Spacey, intriguing, even educational, the life of Archimedes is celebrated in electronic music, and an opera written for a planetarium by composer James Dashow.

James Dashow: Archimedes

Inspired by laser and electronic music displays that he'd experienced in science museums, electronic music pioneer James Dashow wrote the monumental opera expressly for that venue. Appropriately enough, the opera deals with the life of Archmedes, the ancient Greek mathematician who is, coincidentally, the inventor of the planetarium.

“The opera utilizes always the full surround effect, even when visually the live singers are in the usual positions of traditional theatre, in front of or in the middle of the audience, fixed on a stage. The music keeps the sense of the audience being in the midst of the action, not as outside observers,” says Dashow in a release.
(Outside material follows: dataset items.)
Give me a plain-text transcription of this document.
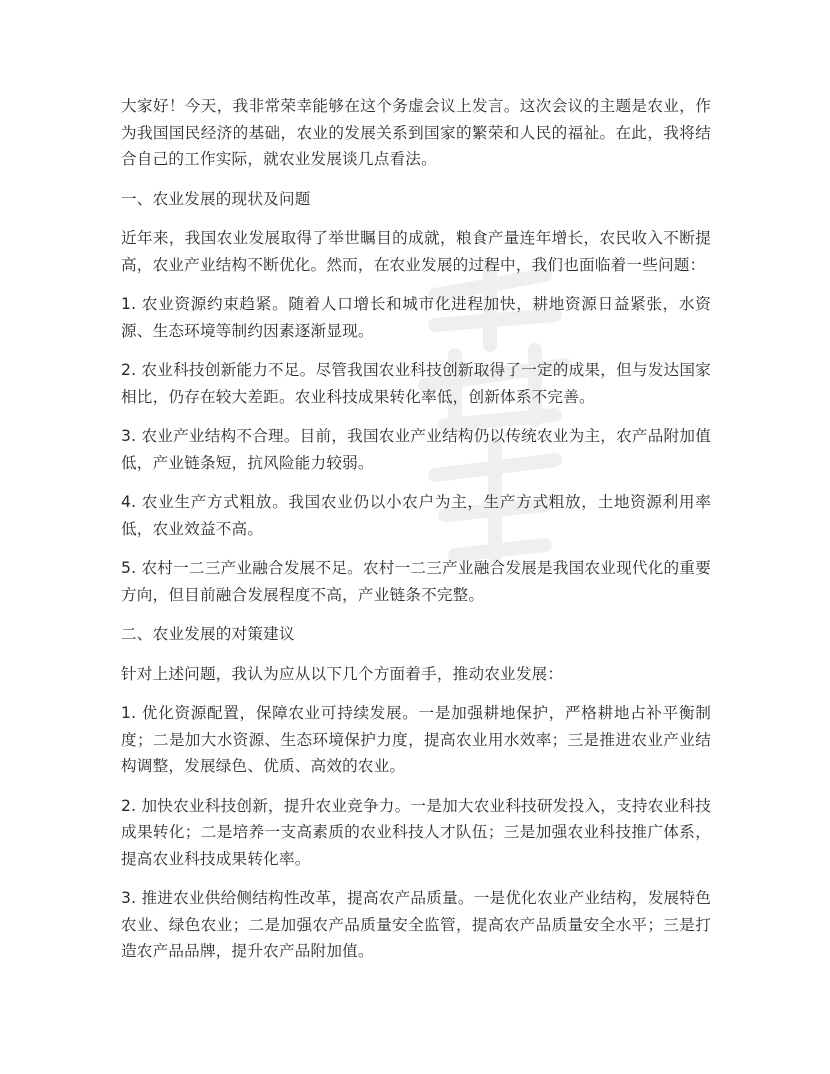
大家好！今天，我非常荣幸能够在这个务虚会议上发言。这次会议的主题是农业，作为我国国民经济的基础，农业的发展关系到国家的繁荣和人民的福祉。在此，我将结合自己的工作实际，就农业发展谈几点看法。

一、农业发展的现状及问题

近年来，我国农业发展取得了举世瞩目的成就，粮食产量连年增长，农民收入不断提高，农业产业结构不断优化。然而，在农业发展的过程中，我们也面临着一些问题：

1. 农业资源约束趋紧。随着人口增长和城市化进程加快，耕地资源日益紧张，水资源、生态环境等制约因素逐渐显现。

2. 农业科技创新能力不足。尽管我国农业科技创新取得了一定的成果，但与发达国家相比，仍存在较大差距。农业科技成果转化率低，创新体系不完善。

3. 农业产业结构不合理。目前，我国农业产业结构仍以传统农业为主，农产品附加值低，产业链条短，抗风险能力较弱。

4. 农业生产方式粗放。我国农业仍以小农户为主，生产方式粗放，土地资源利用率低，农业效益不高。

5. 农村一二三产业融合发展不足。农村一二三产业融合发展是我国农业现代化的重要方向，但目前融合发展程度不高，产业链条不完整。

二、农业发展的对策建议

针对上述问题，我认为应从以下几个方面着手，推动农业发展：

1. 优化资源配置，保障农业可持续发展。一是加强耕地保护，严格耕地占补平衡制度；二是加大水资源、生态环境保护力度，提高农业用水效率；三是推进农业产业结构调整，发展绿色、优质、高效的农业。

2. 加快农业科技创新，提升农业竞争力。一是加大农业科技研发投入，支持农业科技成果转化；二是培养一支高素质的农业科技人才队伍；三是加强农业科技推广体系，提高农业科技成果转化率。

3. 推进农业供给侧结构性改革，提高农产品质量。一是优化农业产业结构，发展特色农业、绿色农业；二是加强农产品质量安全监管，提高农产品质量安全水平；三是打造农产品品牌，提升农产品附加值。
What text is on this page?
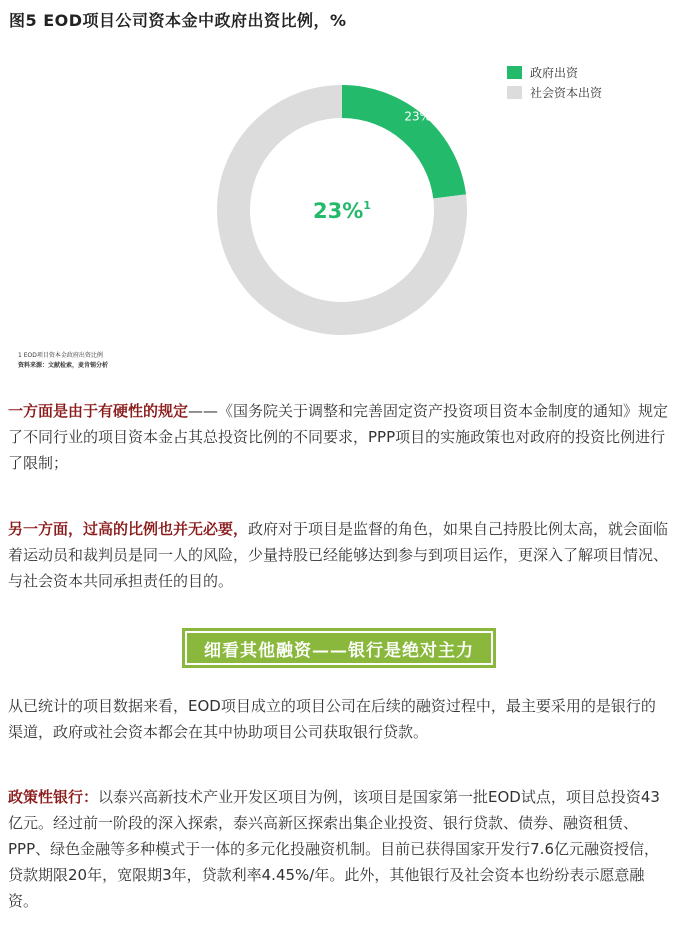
图5 EOD项目公司资本金中政府出资比例，%
23%
77%
23%$^1$
政府出资
社会资本出资
1 EOD项目资本金政府出资比例
资料来源：文献检索，麦肯锡分析

一方面是由于有硬性的规定——《国务院关于调整和完善固定资产投资项目资本金制度的通知》规定了不同行业的项目资本金占其总投资比例的不同要求，PPP项目的实施政策也对政府的投资比例进行了限制；

另一方面，过高的比例也并无必要，政府对于项目是监督的角色，如果自己持股比例太高，就会面临着运动员和裁判员是同一人的风险，少量持股已经能够达到参与到项目运作，更深入了解项目情况、与社会资本共同承担责任的目的。

细看其他融资——银行是绝对主力

从已统计的项目数据来看，EOD项目成立的项目公司在后续的融资过程中，最主要采用的是银行的渠道，政府或社会资本都会在其中协助项目公司获取银行贷款。

政策性银行：以泰兴高新技术产业开发区项目为例，该项目是国家第一批EOD试点，项目总投资43亿元。经过前一阶段的深入探索，泰兴高新区探索出集企业投资、银行贷款、债券、融资租赁、PPP、绿色金融等多种模式于一体的多元化投融资机制。目前已获得国家开发行7.6亿元融资授信，贷款期限20年，宽限期3年，贷款利率4.45%/年。此外，其他银行及社会资本也纷纷表示愿意融资。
“The synchronization of musical phrases, rhythms, harmonies, textures with their movements around the planetarium (the spatialization) adds a whole new expressive dimension to the musical experience. There is something about experiencing musical events in space, not just in a line across a stage, that is quite moving for the human sensibility.”

It took nine years to assemble the project, which combines live voices, prerecorded instruments, immersive multimedia, and electronic sounds. This release is, essentially, its premiere.
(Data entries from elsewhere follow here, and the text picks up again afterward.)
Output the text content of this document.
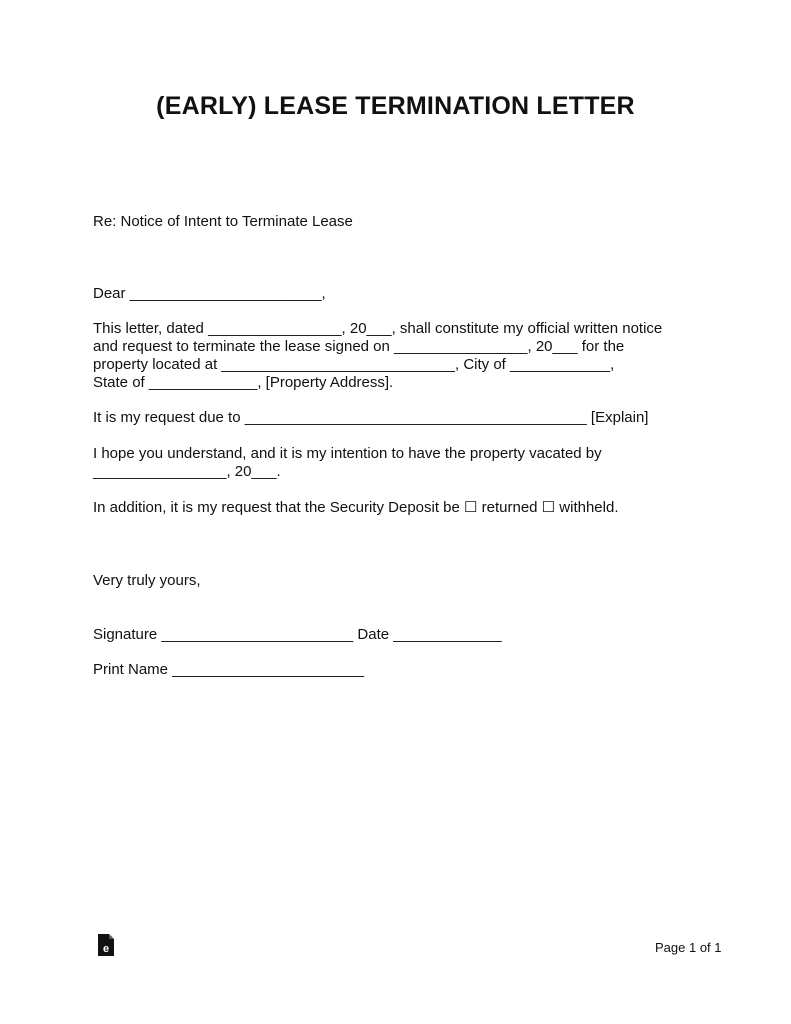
(EARLY) LEASE TERMINATION LETTER
Re: Notice of Intent to Terminate Lease
Dear _______________________,
This letter, dated ________________, 20___, shall constitute my official written notice
and request to terminate the lease signed on ________________, 20___ for the
property located at ____________________________, City of ____________,
State of _____________, [Property Address].
It is my request due to _________________________________________ [Explain]
I hope you understand, and it is my intention to have the property vacated by
________________, 20___.
In addition, it is my request that the Security Deposit be ☐ returned ☐ withheld.
Very truly yours,
Signature _______________________ Date _____________
Print Name _______________________
e	Page 1 of 1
Musically, the work is dramatic and eschews melody, for the most part, in favour of expression. Dashow uses various elements in the structure of the piece. Archimedes is represented by different guitar sounds, and as he matures in the course of the story, the sounds and guitars also change. In track 4 (In Which He Grows Up), children's' voices blend with trippy, high-pitched sounds. By Archimedes At War (in the second act), the timbre is darker and lower, and as ominous as the title would suggest. 

Roman proconsul Marcellus' appearance in the opera is depicted by a chamber ensemble, one that grows little by little from four instruments to a small chamber orchestra by the end. When Marcellus and Archimedes meet, in Act III (the third disc), the two musical modes also come together. The tragedy of Archimedes' story is that, after the Siege of Syracuse, his home, Marcellus ordered that he be kept alive - but a Roman soldier killed him anyway.

Along with the music, spoken portions of the libretto tell the details of the story. You may even learn some math along the way. Act II alternates Mathematics with musical choruses dubbed “Then Archimedes”. 

James Dashow
James Dashow

The cast includes a crew of freelance opera singers based in NYC, including Michael Kelly as Archimedes, Martin Bakari as Marcellus, and Adrian Rosas as Hieron. You'll note the stratospheric pitch of soprano Jennifer Zetlan as the Demiurge, her voice blending with Brian Giebler's tenor. 

Musical accompaniment includes the work of recorder virtuoso Antonio Politano, with eleven-year-old Madeleine Albus playing the role of Child. Along with singing, the piece includes spoken word sections, and an introductory narrative by noted Shakesperian actor, Philip Kerr. 

The libretto by Cary Plotkin with Ted Weiss is poetic, sometimes funny, sometimes intriguing or philosophical. It's easy to imagine this work performed as it was intended, in an atmospheric planetarium.

The album cover depicts one of Archimedes discoveries - the ratio of the volume of a cylinder to the volume of its circular end (3/2). Dashow used the ratio that Archimedes himself considered his most important. 

“This ratio is also that of the perfect fifth in musical terms. Hence, all of his music consists of different selections of the 8 pitches that make up the interval of a perfect fifth, all carefully structured within the constraints of my Dyad System. The very end of the opera has clusters of all eight pitches of a perfect fifth in overlapping clusters that depict Archimedes tragic destiny.”